The Consumer Financial Protection Bureau warned lenders of the requirement to provide specific and accurate reasons when denying credit to a consumer, reiterating the agency’s skepticism of artificial intelligence and advanced algorithms in underwriting decisions.
On Tuesday, the CFPB issued guidance on the use of artificial intelligence in underwriting and the explanations given to consumers who are denied credit. The bureau said that creditors are relying inappropriately on a checklist of reasons provided by the CFPB in sample forms. The bureau said that creditors instead must provide specific reasons and details to explain why a consumer is denied credit or why a credit limit was changed.

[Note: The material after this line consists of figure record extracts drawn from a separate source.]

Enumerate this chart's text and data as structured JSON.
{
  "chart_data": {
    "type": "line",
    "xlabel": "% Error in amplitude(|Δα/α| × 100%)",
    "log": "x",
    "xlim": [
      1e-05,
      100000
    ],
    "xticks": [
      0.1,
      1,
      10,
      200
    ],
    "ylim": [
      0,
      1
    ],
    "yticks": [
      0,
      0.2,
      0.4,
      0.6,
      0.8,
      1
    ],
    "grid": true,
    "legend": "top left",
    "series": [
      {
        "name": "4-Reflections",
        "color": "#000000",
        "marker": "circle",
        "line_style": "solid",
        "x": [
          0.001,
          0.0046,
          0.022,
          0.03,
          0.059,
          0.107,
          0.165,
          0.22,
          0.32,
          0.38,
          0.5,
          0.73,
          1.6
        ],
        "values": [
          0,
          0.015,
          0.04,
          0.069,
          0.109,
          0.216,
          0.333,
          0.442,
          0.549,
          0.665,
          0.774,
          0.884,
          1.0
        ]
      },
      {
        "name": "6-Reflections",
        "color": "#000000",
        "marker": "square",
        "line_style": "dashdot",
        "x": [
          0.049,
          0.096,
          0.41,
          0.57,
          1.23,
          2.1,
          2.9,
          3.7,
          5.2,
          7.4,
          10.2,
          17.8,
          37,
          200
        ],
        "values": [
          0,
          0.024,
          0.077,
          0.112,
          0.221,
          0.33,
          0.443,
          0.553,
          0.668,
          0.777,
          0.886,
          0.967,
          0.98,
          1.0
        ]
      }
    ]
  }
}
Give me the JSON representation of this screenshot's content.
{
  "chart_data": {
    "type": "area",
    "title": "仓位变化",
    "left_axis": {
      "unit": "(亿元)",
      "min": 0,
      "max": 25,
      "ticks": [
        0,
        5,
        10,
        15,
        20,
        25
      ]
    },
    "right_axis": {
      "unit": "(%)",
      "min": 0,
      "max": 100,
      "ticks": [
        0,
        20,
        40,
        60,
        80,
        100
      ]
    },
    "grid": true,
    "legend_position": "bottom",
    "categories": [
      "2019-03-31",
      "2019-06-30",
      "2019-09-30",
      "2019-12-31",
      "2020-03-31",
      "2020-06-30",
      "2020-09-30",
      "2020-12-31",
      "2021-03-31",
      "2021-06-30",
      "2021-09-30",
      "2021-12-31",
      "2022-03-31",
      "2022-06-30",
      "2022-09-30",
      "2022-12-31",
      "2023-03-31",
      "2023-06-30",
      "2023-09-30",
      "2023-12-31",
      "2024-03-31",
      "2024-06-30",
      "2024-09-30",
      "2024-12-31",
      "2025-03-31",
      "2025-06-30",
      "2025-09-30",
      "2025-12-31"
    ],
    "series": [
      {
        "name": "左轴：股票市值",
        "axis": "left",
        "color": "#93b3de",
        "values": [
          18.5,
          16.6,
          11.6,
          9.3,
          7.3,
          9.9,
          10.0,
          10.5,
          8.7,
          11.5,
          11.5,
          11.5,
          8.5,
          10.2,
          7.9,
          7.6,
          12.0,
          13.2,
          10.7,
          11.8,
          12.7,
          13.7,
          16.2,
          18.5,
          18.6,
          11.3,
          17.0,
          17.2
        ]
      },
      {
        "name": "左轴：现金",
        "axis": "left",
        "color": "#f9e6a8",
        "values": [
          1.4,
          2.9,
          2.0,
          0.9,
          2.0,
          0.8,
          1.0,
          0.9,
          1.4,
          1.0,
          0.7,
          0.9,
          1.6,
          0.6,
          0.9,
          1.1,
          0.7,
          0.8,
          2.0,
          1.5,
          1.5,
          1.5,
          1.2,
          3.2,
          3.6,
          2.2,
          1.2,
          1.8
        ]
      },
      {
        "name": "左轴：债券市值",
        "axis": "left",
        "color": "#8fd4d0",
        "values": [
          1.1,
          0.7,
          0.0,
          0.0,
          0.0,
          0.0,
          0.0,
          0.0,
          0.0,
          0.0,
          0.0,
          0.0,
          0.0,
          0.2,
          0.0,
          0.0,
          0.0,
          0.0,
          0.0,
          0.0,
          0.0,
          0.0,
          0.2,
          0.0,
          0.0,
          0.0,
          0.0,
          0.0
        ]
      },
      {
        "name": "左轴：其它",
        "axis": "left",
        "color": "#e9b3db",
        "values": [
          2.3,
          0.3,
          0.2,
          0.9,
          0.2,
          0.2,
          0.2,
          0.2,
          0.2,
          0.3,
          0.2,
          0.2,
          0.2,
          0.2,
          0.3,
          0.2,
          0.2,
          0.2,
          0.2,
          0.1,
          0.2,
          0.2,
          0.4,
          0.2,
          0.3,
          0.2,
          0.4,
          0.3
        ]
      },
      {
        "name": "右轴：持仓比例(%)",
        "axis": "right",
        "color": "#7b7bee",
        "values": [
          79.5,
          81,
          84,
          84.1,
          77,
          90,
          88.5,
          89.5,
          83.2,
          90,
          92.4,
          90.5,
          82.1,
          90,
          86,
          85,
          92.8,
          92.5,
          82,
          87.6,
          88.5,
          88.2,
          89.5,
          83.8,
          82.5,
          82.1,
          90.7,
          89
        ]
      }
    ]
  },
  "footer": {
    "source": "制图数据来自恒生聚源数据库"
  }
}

“Creditors must be able to specifically explain their reasons for denial. There is no special exemption for artificial intelligence,” CFPB Director Rohit Chopra said in a press release. “Technology marketed as artificial intelligence is expanding the data used for lending decisions, and also growing the list of potential reasons for why credit is denied.”
The agency also warned lenders against using data harvested from consumer surveillance or data that is not typically found in a consumer’s credit file or credit application. The bureau said that consumers can be harmed by the use of surveillance data given that “some of these data may not intuitively relate to the likelihood that a consumer will repay a loan.”

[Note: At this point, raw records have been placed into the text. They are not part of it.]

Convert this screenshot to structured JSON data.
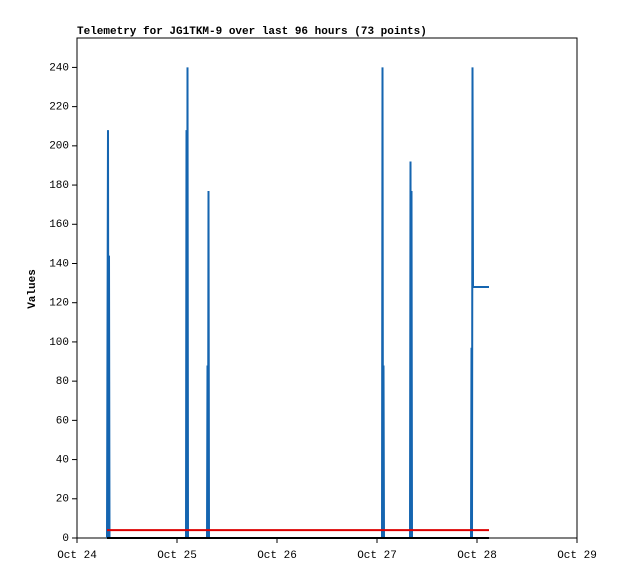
{
  "chart_data": {
    "type": "line",
    "title": "Telemetry for JG1TKM-9 over last 96 hours (73 points)",
    "y_label": "Values",
    "xlim": [
      0,
      5
    ],
    "xticks": [
      {
        "value": 0,
        "label": "Oct 24"
      },
      {
        "value": 1,
        "label": "Oct 25"
      },
      {
        "value": 2,
        "label": "Oct 26"
      },
      {
        "value": 3,
        "label": "Oct 27"
      },
      {
        "value": 4,
        "label": "Oct 28"
      },
      {
        "value": 5,
        "label": "Oct 29"
      }
    ],
    "ylim": [
      0,
      255
    ],
    "yticks": [
      0,
      20,
      40,
      60,
      80,
      100,
      120,
      140,
      160,
      180,
      200,
      220,
      240
    ],
    "series": [
      {
        "color": "#1565b0",
        "x": [
          0.3,
          0.31,
          0.315,
          0.32,
          0.325,
          1.09,
          1.095,
          1.1,
          1.105,
          1.11,
          1.3,
          1.305,
          1.31,
          1.315,
          1.32,
          3.05,
          3.055,
          3.06,
          3.065,
          3.07,
          3.33,
          3.335,
          3.34,
          3.345,
          3.35,
          3.94,
          3.945,
          3.95,
          3.955,
          3.96,
          4.12
        ],
        "values": [
          0,
          208,
          0,
          144,
          0,
          0,
          208,
          0,
          240,
          0,
          0,
          88,
          0,
          177,
          0,
          0,
          240,
          0,
          88,
          0,
          0,
          192,
          0,
          177,
          0,
          0,
          97,
          0,
          240,
          128,
          128
        ]
      },
      {
        "color": "#000000",
        "x": [
          0.3,
          4.12
        ],
        "values": [
          0,
          0
        ]
      },
      {
        "color": "#dd0000",
        "x": [
          0.3,
          4.12
        ],
        "values": [
          4,
          4
        ]
      }
    ]
  }
}
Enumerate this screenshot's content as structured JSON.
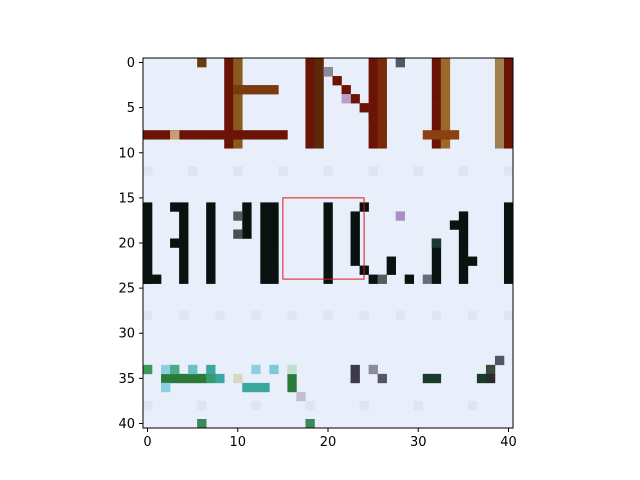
{
  "figure": {
    "type": "image-crop-plot",
    "x_ticks": [
      "0",
      "10",
      "20",
      "30",
      "40"
    ],
    "y_ticks": [
      "0",
      "5",
      "10",
      "15",
      "20",
      "25",
      "30",
      "35",
      "40"
    ],
    "x_range": [
      -0.5,
      40.5
    ],
    "y_range": [
      -0.5,
      40.5
    ],
    "y_axis_inverted": true,
    "highlight_box": {
      "x0": 15,
      "y0": 15,
      "x1": 24,
      "y1": 24,
      "color": "#e4141b"
    },
    "background_color": "#e9eefb",
    "ink_color": "#0a120f",
    "top_ink_color": "#6b1406"
  }
}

Under the Equal Credit Opportunity Act, a landmark 1974 anti-discrimination statute, a creditor is required to provide an applicant with a reason for denying, revoking or changing the terms of an existing extension of credit. The explanation is known as an adverse action notice.

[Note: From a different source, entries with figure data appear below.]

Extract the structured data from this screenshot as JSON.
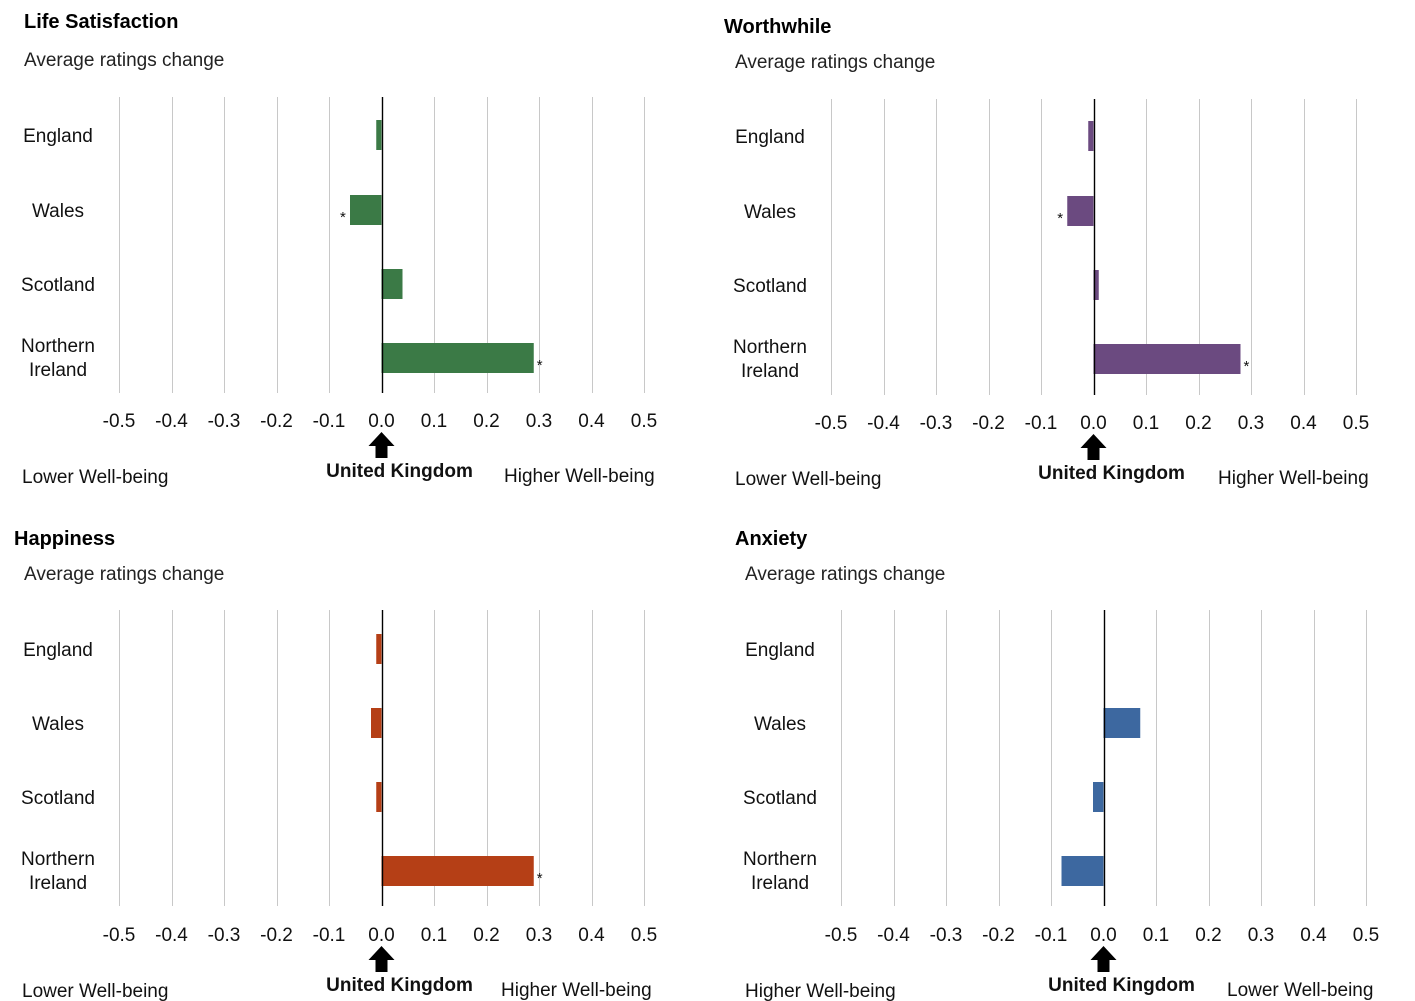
{
  "chart_data": [
    {
      "type": "bar",
      "orientation": "horizontal",
      "title": "Life Satisfaction",
      "subtitle": "Average ratings change",
      "categories": [
        "England",
        "Wales",
        "Scotland",
        "Northern Ireland"
      ],
      "values": [
        -0.01,
        -0.06,
        0.04,
        0.29
      ],
      "significant": [
        false,
        true,
        false,
        true
      ],
      "color": "#3b7a46",
      "xlim": [
        -0.5,
        0.5
      ],
      "xticks": [
        "-0.5",
        "-0.4",
        "-0.3",
        "-0.2",
        "-0.1",
        "0.0",
        "0.1",
        "0.2",
        "0.3",
        "0.4",
        "0.5"
      ],
      "grid": true,
      "reference_label": "United Kingdom",
      "left_label": "Lower Well-being",
      "right_label": "Higher Well-being"
    },
    {
      "type": "bar",
      "orientation": "horizontal",
      "title": "Worthwhile",
      "subtitle": "Average ratings change",
      "categories": [
        "England",
        "Wales",
        "Scotland",
        "Northern Ireland"
      ],
      "values": [
        -0.01,
        -0.05,
        0.01,
        0.28
      ],
      "significant": [
        false,
        true,
        false,
        true
      ],
      "color": "#6b4a80",
      "xlim": [
        -0.5,
        0.5
      ],
      "xticks": [
        "-0.5",
        "-0.4",
        "-0.3",
        "-0.2",
        "-0.1",
        "0.0",
        "0.1",
        "0.2",
        "0.3",
        "0.4",
        "0.5"
      ],
      "grid": true,
      "reference_label": "United Kingdom",
      "left_label": "Lower Well-being",
      "right_label": "Higher Well-being"
    },
    {
      "type": "bar",
      "orientation": "horizontal",
      "title": "Happiness",
      "subtitle": "Average ratings change",
      "categories": [
        "England",
        "Wales",
        "Scotland",
        "Northern Ireland"
      ],
      "values": [
        -0.01,
        -0.02,
        -0.01,
        0.29
      ],
      "significant": [
        false,
        false,
        false,
        true
      ],
      "color": "#b53f16",
      "xlim": [
        -0.5,
        0.5
      ],
      "xticks": [
        "-0.5",
        "-0.4",
        "-0.3",
        "-0.2",
        "-0.1",
        "0.0",
        "0.1",
        "0.2",
        "0.3",
        "0.4",
        "0.5"
      ],
      "grid": true,
      "reference_label": "United Kingdom",
      "left_label": "Lower Well-being",
      "right_label": "Higher Well-being"
    },
    {
      "type": "bar",
      "orientation": "horizontal",
      "title": "Anxiety",
      "subtitle": "Average ratings change",
      "categories": [
        "England",
        "Wales",
        "Scotland",
        "Northern Ireland"
      ],
      "values": [
        0.0,
        0.07,
        -0.02,
        -0.08
      ],
      "significant": [
        false,
        false,
        false,
        false
      ],
      "color": "#3d68a0",
      "xlim": [
        -0.5,
        0.5
      ],
      "xticks": [
        "-0.5",
        "-0.4",
        "-0.3",
        "-0.2",
        "-0.1",
        "0.0",
        "0.1",
        "0.2",
        "0.3",
        "0.4",
        "0.5"
      ],
      "grid": true,
      "reference_label": "United Kingdom",
      "left_label": "Higher Well-being",
      "right_label": "Lower Well-being"
    }
  ]
}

Credit applicants and borrowers receive adverse action notices when credit is denied, an existing account gets terminated or an account’s terms are changed. The notices discourage discrimination, and help applicants and borrowers understand the reasons behind a creditors’ decisions, the CFPB said. The CFPB said that a lender is not in compliance with ECOA if the reasons given to the consumer are “overly broad, vague, or otherwise fail to inform the applicant of the specific and principal reasons for an adverse action.”
The guidance serves as a warning to lenders that are using sample CFPB forms and a CFPB checklist of reasons for denying credit. The bureau said that creditors that select inaccurate reasons on a checklist are not in compliance with the law.
The CFPB’s guidance states that the specific reasons disclosed as to why a consumer is denied credit, or if there is a change in circumstances, must “relate to and accurately describe the factors actually considered or scored by a creditor.” Such “specificity” is necessary to ensure a consumer understands the explanation and the lender does not obfuscate the principal reasons for the change, the bureau said.
As an example, the CFPB said that if a creditor decides to lower the limit on a consumer’s credit line based on behavioral spending data, the creditor would need to provide more details about the specific negative behaviors that led to the reduction beyond checking a general reason such as the consumer’s “purchasing history.”
Last year the CFPB issued an advisory opinion that further clarified that lenders are required to provide the adverse action notices to borrowers with existing credit, to explain if an unfavorable decision was made against a borrower. At the time, the CFPB did not provide an analysis of how lenders that use complex algorithms can find ways to meet the adverse action requirements in ECOA. The current guidance attempts to bridge that gap.
The CFPB has taken a variety of regulatory actions related to AI in recent years, including telling landlords to notify prospective tenants when they are denied housing, and issuing a proposed rule with other federal agencies on automated valuation models. The bureau is working to ensure that black-box AI models do not lead to what it calls digital redlining in the mortgage market.